The patriarch was accompanied during his visit to the Pope by some 250 pilgrims from various nations. The new patriarch was born in Syria in 1944, but from 1986 until his election as patriarch, served at the eparchy of Our Lady of Deliverance in Newark, New Jersey.

“Our Church is small, but it dates back to apostolic times,” he told L’Osservatore Romano, “and it guards a grand tradition, a precious liturgical and spiritual patrimony.”

He added, “We are here to renew communion with the Successor of Peter and to afterward be able to better respond to the problems that oppress us and to continue giving witness to the Gospel in an afflicted situation, marked as well by violent fanaticism.”

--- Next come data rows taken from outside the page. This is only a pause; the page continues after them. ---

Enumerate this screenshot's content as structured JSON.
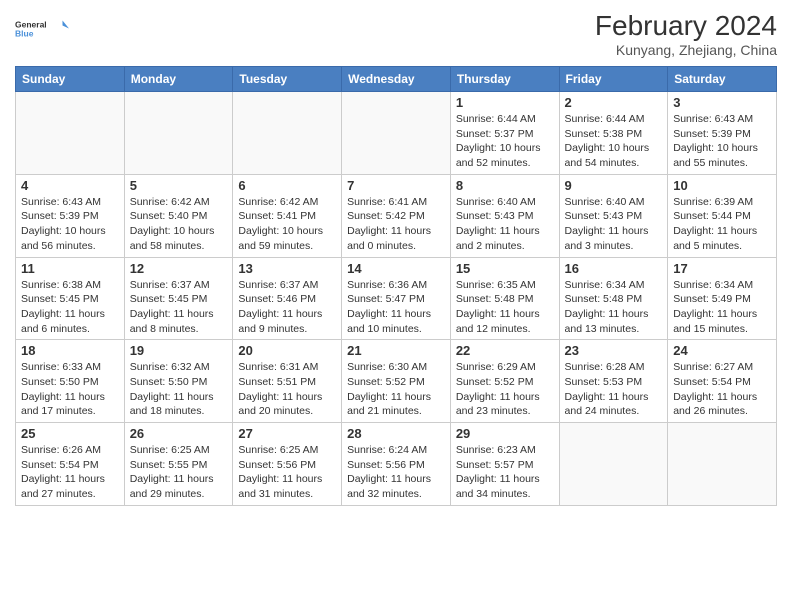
{
  "logo": {
    "line1": "General",
    "line2": "Blue"
  },
  "header": {
    "month_year": "February 2024",
    "location": "Kunyang, Zhejiang, China"
  },
  "days_of_week": [
    "Sunday",
    "Monday",
    "Tuesday",
    "Wednesday",
    "Thursday",
    "Friday",
    "Saturday"
  ],
  "weeks": [
    [
      {
        "day": "",
        "info": ""
      },
      {
        "day": "",
        "info": ""
      },
      {
        "day": "",
        "info": ""
      },
      {
        "day": "",
        "info": ""
      },
      {
        "day": "1",
        "info": "Sunrise: 6:44 AM\nSunset: 5:37 PM\nDaylight: 10 hours and 52 minutes."
      },
      {
        "day": "2",
        "info": "Sunrise: 6:44 AM\nSunset: 5:38 PM\nDaylight: 10 hours and 54 minutes."
      },
      {
        "day": "3",
        "info": "Sunrise: 6:43 AM\nSunset: 5:39 PM\nDaylight: 10 hours and 55 minutes."
      }
    ],
    [
      {
        "day": "4",
        "info": "Sunrise: 6:43 AM\nSunset: 5:39 PM\nDaylight: 10 hours and 56 minutes."
      },
      {
        "day": "5",
        "info": "Sunrise: 6:42 AM\nSunset: 5:40 PM\nDaylight: 10 hours and 58 minutes."
      },
      {
        "day": "6",
        "info": "Sunrise: 6:42 AM\nSunset: 5:41 PM\nDaylight: 10 hours and 59 minutes."
      },
      {
        "day": "7",
        "info": "Sunrise: 6:41 AM\nSunset: 5:42 PM\nDaylight: 11 hours and 0 minutes."
      },
      {
        "day": "8",
        "info": "Sunrise: 6:40 AM\nSunset: 5:43 PM\nDaylight: 11 hours and 2 minutes."
      },
      {
        "day": "9",
        "info": "Sunrise: 6:40 AM\nSunset: 5:43 PM\nDaylight: 11 hours and 3 minutes."
      },
      {
        "day": "10",
        "info": "Sunrise: 6:39 AM\nSunset: 5:44 PM\nDaylight: 11 hours and 5 minutes."
      }
    ],
    [
      {
        "day": "11",
        "info": "Sunrise: 6:38 AM\nSunset: 5:45 PM\nDaylight: 11 hours and 6 minutes."
      },
      {
        "day": "12",
        "info": "Sunrise: 6:37 AM\nSunset: 5:45 PM\nDaylight: 11 hours and 8 minutes."
      },
      {
        "day": "13",
        "info": "Sunrise: 6:37 AM\nSunset: 5:46 PM\nDaylight: 11 hours and 9 minutes."
      },
      {
        "day": "14",
        "info": "Sunrise: 6:36 AM\nSunset: 5:47 PM\nDaylight: 11 hours and 10 minutes."
      },
      {
        "day": "15",
        "info": "Sunrise: 6:35 AM\nSunset: 5:48 PM\nDaylight: 11 hours and 12 minutes."
      },
      {
        "day": "16",
        "info": "Sunrise: 6:34 AM\nSunset: 5:48 PM\nDaylight: 11 hours and 13 minutes."
      },
      {
        "day": "17",
        "info": "Sunrise: 6:34 AM\nSunset: 5:49 PM\nDaylight: 11 hours and 15 minutes."
      }
    ],
    [
      {
        "day": "18",
        "info": "Sunrise: 6:33 AM\nSunset: 5:50 PM\nDaylight: 11 hours and 17 minutes."
      },
      {
        "day": "19",
        "info": "Sunrise: 6:32 AM\nSunset: 5:50 PM\nDaylight: 11 hours and 18 minutes."
      },
      {
        "day": "20",
        "info": "Sunrise: 6:31 AM\nSunset: 5:51 PM\nDaylight: 11 hours and 20 minutes."
      },
      {
        "day": "21",
        "info": "Sunrise: 6:30 AM\nSunset: 5:52 PM\nDaylight: 11 hours and 21 minutes."
      },
      {
        "day": "22",
        "info": "Sunrise: 6:29 AM\nSunset: 5:52 PM\nDaylight: 11 hours and 23 minutes."
      },
      {
        "day": "23",
        "info": "Sunrise: 6:28 AM\nSunset: 5:53 PM\nDaylight: 11 hours and 24 minutes."
      },
      {
        "day": "24",
        "info": "Sunrise: 6:27 AM\nSunset: 5:54 PM\nDaylight: 11 hours and 26 minutes."
      }
    ],
    [
      {
        "day": "25",
        "info": "Sunrise: 6:26 AM\nSunset: 5:54 PM\nDaylight: 11 hours and 27 minutes."
      },
      {
        "day": "26",
        "info": "Sunrise: 6:25 AM\nSunset: 5:55 PM\nDaylight: 11 hours and 29 minutes."
      },
      {
        "day": "27",
        "info": "Sunrise: 6:25 AM\nSunset: 5:56 PM\nDaylight: 11 hours and 31 minutes."
      },
      {
        "day": "28",
        "info": "Sunrise: 6:24 AM\nSunset: 5:56 PM\nDaylight: 11 hours and 32 minutes."
      },
      {
        "day": "29",
        "info": "Sunrise: 6:23 AM\nSunset: 5:57 PM\nDaylight: 11 hours and 34 minutes."
      },
      {
        "day": "",
        "info": ""
      },
      {
        "day": "",
        "info": ""
      }
    ]
  ]
}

The Syriac Catholic Church separated from Rome after the Council of Chalcedon in 451, but returned to full communion more than a millennium later.

Its see is in Beirut, Lebanon, and in its liturgy, it still uses Aramaic, the language spoken by Christ.

In his greeting to the delegation, Benedict XVI thanked them for their visit, “which maintains a living link with the Eastern Christian tradition and the Bishop of Rome.”

The Pope recalled that Thursday will be the official ceremony conceding ecclesial communion to the patriarch. It will be held in the Basilica of St. Mary Major, in the presence of the papal representative, Cardinal Leonardo Sandri, prefect of the Congregation for Eastern Churches.

The Holy Father assured his prayer for the Syrian Catholic Church and renewed his appreciation “to all the Eastern Catholic Churches, encouraging them to continue their ecclesial mission, despite the thousands of difficulties, to build unity and peace everywhere.”

There are some 150,000 Syrian Catholics in the world today. They live primarily in Iraq (42,000), in Syria (26,000), and in Turkey. About 55,000 Syrian Catholics live in other nations around the world.